This week has been dominated by a subject which is going to come up on a repeated basis in Parliament; how do we repay the £400 billion borrowed to get us through the pandemic as well as deliver election manifesto commitments? The answer is, unless we send the country spiralling into further debt, that we cannot do both. As well as trying to ‘level up’ the country we are going to need to do some levelling up with the public.
Let’s face some unfortunate facts (which some may gloss over but I cannot). The pandemic has caused the UK to suffer it’s biggest recession in 300 years. Last year, our borrowing was the highest since World War II. Debt, as a percentage of GDP reached nearly 100%. That’s £30,000 for every adult and child.
One of the manifesto commitments was to spend the figure of 0.7% of our gross national impact on overseas aid. This has not always been a popular policy for some but I have been abroad with charitable organisations in the Middle East and Africa and seen the benefits it delivers. I recognise that the cost of the pandemic means we have to take a temporary reduction but I did not want to see the commitment reduced permanently to 0.5% without some form of undertaking as to it being restored. I made my objection clear and worked with the Chancellor behind the scenes to find a test. As a result, as soon as we start reducing debt and are not borrowing to pay our monthly spending, the figure will go back to 0.7%. My work at brokering a deal was mentioned by Rishi Sunak in the chamber.

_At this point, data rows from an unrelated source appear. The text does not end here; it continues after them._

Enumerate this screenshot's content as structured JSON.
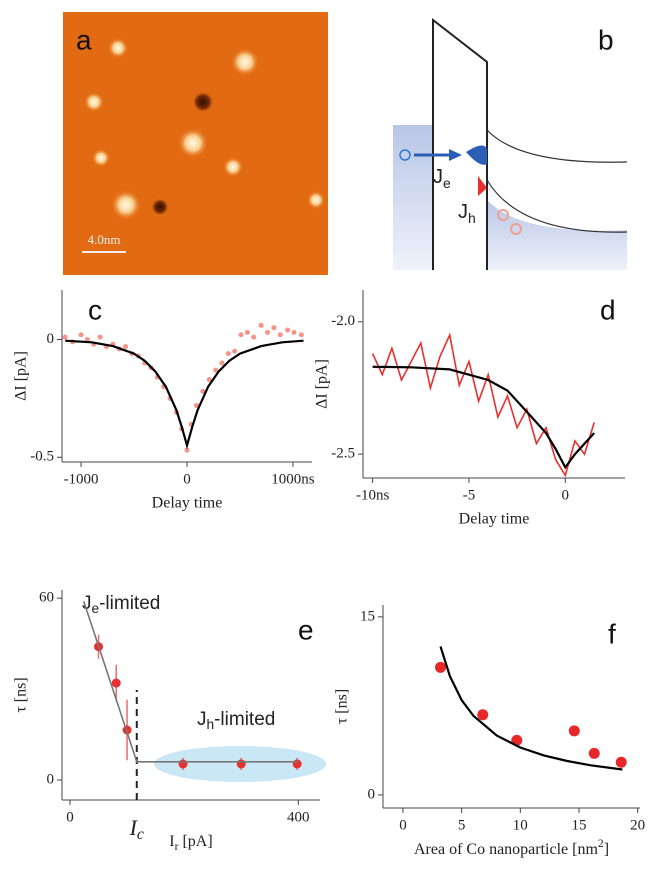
{
  "image_panel": {
    "label": "a",
    "scale_bar": "4.0nm"
  },
  "diagram_panel": {
    "label": "b",
    "electron_flux": {
      "main": "J",
      "sub": "e"
    },
    "hole_flux": {
      "main": "J",
      "sub": "h"
    }
  },
  "chart_data": [
    {
      "type": "scatter",
      "label": "c",
      "xlabel": "Delay time",
      "ylabel": "ΔI [pA]",
      "xlim": [
        -1180,
        1180
      ],
      "ylim": [
        -0.52,
        0.21
      ],
      "xticks": [
        -1000,
        0,
        {
          "value": 1000,
          "label": "1000ns"
        }
      ],
      "yticks": [
        0,
        -0.5
      ],
      "series": [
        {
          "type": "scatter",
          "color": "#f07060",
          "x": [
            -1150,
            -1080,
            -1000,
            -940,
            -880,
            -820,
            -760,
            -700,
            -640,
            -580,
            -520,
            -460,
            -400,
            -340,
            -280,
            -220,
            -160,
            -100,
            -50,
            0,
            40,
            90,
            150,
            210,
            270,
            330,
            390,
            450,
            510,
            570,
            630,
            700,
            760,
            820,
            880,
            950,
            1010,
            1080
          ],
          "values": [
            0.01,
            -0.01,
            0.02,
            0.0,
            -0.02,
            0.01,
            -0.03,
            -0.02,
            -0.04,
            -0.03,
            -0.06,
            -0.07,
            -0.1,
            -0.12,
            -0.16,
            -0.2,
            -0.25,
            -0.31,
            -0.38,
            -0.47,
            -0.36,
            -0.28,
            -0.22,
            -0.17,
            -0.13,
            -0.1,
            -0.06,
            -0.05,
            0.02,
            0.03,
            0.01,
            0.06,
            0.03,
            0.05,
            0.02,
            0.04,
            0.03,
            0.02
          ]
        },
        {
          "type": "line",
          "color": "#000000",
          "x": [
            -1150,
            -900,
            -700,
            -500,
            -400,
            -300,
            -200,
            -100,
            -50,
            0,
            50,
            100,
            200,
            300,
            400,
            500,
            700,
            900,
            1100
          ],
          "values": [
            -0.005,
            -0.012,
            -0.028,
            -0.06,
            -0.09,
            -0.135,
            -0.2,
            -0.3,
            -0.37,
            -0.45,
            -0.37,
            -0.3,
            -0.2,
            -0.135,
            -0.09,
            -0.06,
            -0.028,
            -0.012,
            -0.005
          ]
        }
      ]
    },
    {
      "type": "line",
      "label": "d",
      "xlabel": "Delay time",
      "ylabel": "ΔI [pA]",
      "xlim": [
        -10.5,
        3.1
      ],
      "ylim": [
        -2.59,
        -1.88
      ],
      "xticks": [
        {
          "value": -10,
          "label": "-10ns"
        },
        -5,
        0
      ],
      "yticks": [
        {
          "value": -2.0,
          "label": "-2.0"
        },
        -2.5
      ],
      "series": [
        {
          "type": "line",
          "color": "#e83030",
          "x": [
            -10,
            -9.5,
            -9,
            -8.5,
            -8,
            -7.5,
            -7,
            -6.5,
            -6,
            -5.5,
            -5,
            -4.5,
            -4,
            -3.5,
            -3,
            -2.5,
            -2,
            -1.5,
            -1,
            -0.5,
            0,
            0.5,
            1,
            1.5
          ],
          "values": [
            -2.12,
            -2.2,
            -2.1,
            -2.22,
            -2.15,
            -2.08,
            -2.25,
            -2.13,
            -2.05,
            -2.24,
            -2.15,
            -2.3,
            -2.2,
            -2.36,
            -2.28,
            -2.4,
            -2.33,
            -2.46,
            -2.4,
            -2.52,
            -2.58,
            -2.45,
            -2.5,
            -2.38
          ]
        },
        {
          "type": "line",
          "color": "#000000",
          "x": [
            -10,
            -8,
            -6,
            -5,
            -4,
            -3,
            -2,
            -1,
            -0.5,
            0,
            0.5,
            1,
            1.5
          ],
          "values": [
            -2.17,
            -2.172,
            -2.18,
            -2.2,
            -2.22,
            -2.26,
            -2.34,
            -2.42,
            -2.48,
            -2.55,
            -2.5,
            -2.46,
            -2.42
          ]
        }
      ]
    },
    {
      "type": "scatter",
      "label": "e",
      "xlabel": {
        "main": "I",
        "sub": "r",
        "rest": " [pA]"
      },
      "ylabel": "τ [ns]",
      "xlim": [
        -14,
        438
      ],
      "ylim": [
        -6.6,
        62.7
      ],
      "xticks": [
        0,
        400
      ],
      "yticks": [
        0,
        60
      ],
      "ic": {
        "value": 117,
        "label": {
          "main": "I",
          "sub": "c"
        }
      },
      "je_label": {
        "main": "J",
        "sub": "e",
        "rest": "-limited"
      },
      "jh_label": {
        "main": "J",
        "sub": "h",
        "rest": "-limited"
      },
      "series": [
        {
          "type": "scatter",
          "color": "#e83030",
          "x": [
            50,
            81,
            100,
            198,
            300,
            398
          ],
          "values": [
            44,
            32,
            16.5,
            5.3,
            5.3,
            5.3
          ],
          "errors": [
            4,
            6,
            10,
            2,
            2,
            2
          ]
        },
        {
          "type": "line",
          "color": "#777777",
          "x": [
            24,
            117,
            400
          ],
          "values": [
            59,
            6,
            6
          ]
        }
      ]
    },
    {
      "type": "scatter",
      "label": "f",
      "xlabel": {
        "main": "Area of Co nanoparticle [nm",
        "sup": "2",
        "rest": "]"
      },
      "ylabel": "τ [ns]",
      "xlim": [
        -1.7,
        20.2
      ],
      "ylim": [
        -1.1,
        16
      ],
      "xticks": [
        0,
        5,
        10,
        15,
        20
      ],
      "yticks": [
        0,
        15
      ],
      "series": [
        {
          "type": "scatter",
          "color": "#e82828",
          "x": [
            3.2,
            6.8,
            9.7,
            14.6,
            16.3,
            18.6
          ],
          "values": [
            10.75,
            6.75,
            4.6,
            5.4,
            3.5,
            2.75
          ]
        },
        {
          "type": "line",
          "color": "#000000",
          "x": [
            3.2,
            4,
            5,
            6,
            8,
            10,
            12,
            14,
            16,
            18.7
          ],
          "values": [
            12.5,
            10,
            8,
            6.67,
            5,
            4,
            3.33,
            2.86,
            2.5,
            2.14
          ]
        }
      ]
    }
  ]
}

I accept the criticism from those who want to keep the figure at 0.7% immediately but I would venture two responses. Firstly, I have played my part to getting a commitment to return to the original level. Secondly, my manifesto also committed me to ‘not borrow to fund day-to-day spending’. I’m afraid this pandemic means that we cannot deliver on both of these pledges. Indeed, the 0.7% figure, when first brought in, always envisaged that it could be reduced if unforeseen events occurred. If the greatest recession in 300 years does not constitute one of those events then I do not know what will.
UK Aid is one of my passions but I have to accept that spending will have to be reined in if we are not going to saddle future generations with enormous tax increases to pay an even more enormous overdraft. You may also think it would be fair to look at the potential ‘triple lock’ pension increase of 7-8% next year. This calculation comes about because wages, being paid for millions of people at 80% from furlough, will return to their original level. On paper, this translates to a pay rise when calculating pensions. It is anything but and I am sure most looking at a 7-8% pension increase would reflect that a lower rise would be fairer when compared to their children or grandchildren who were laid off or took a lower wage through furlough and those who won’t see a pay rise at all. It’s another difficult issue but it cannot be ducked.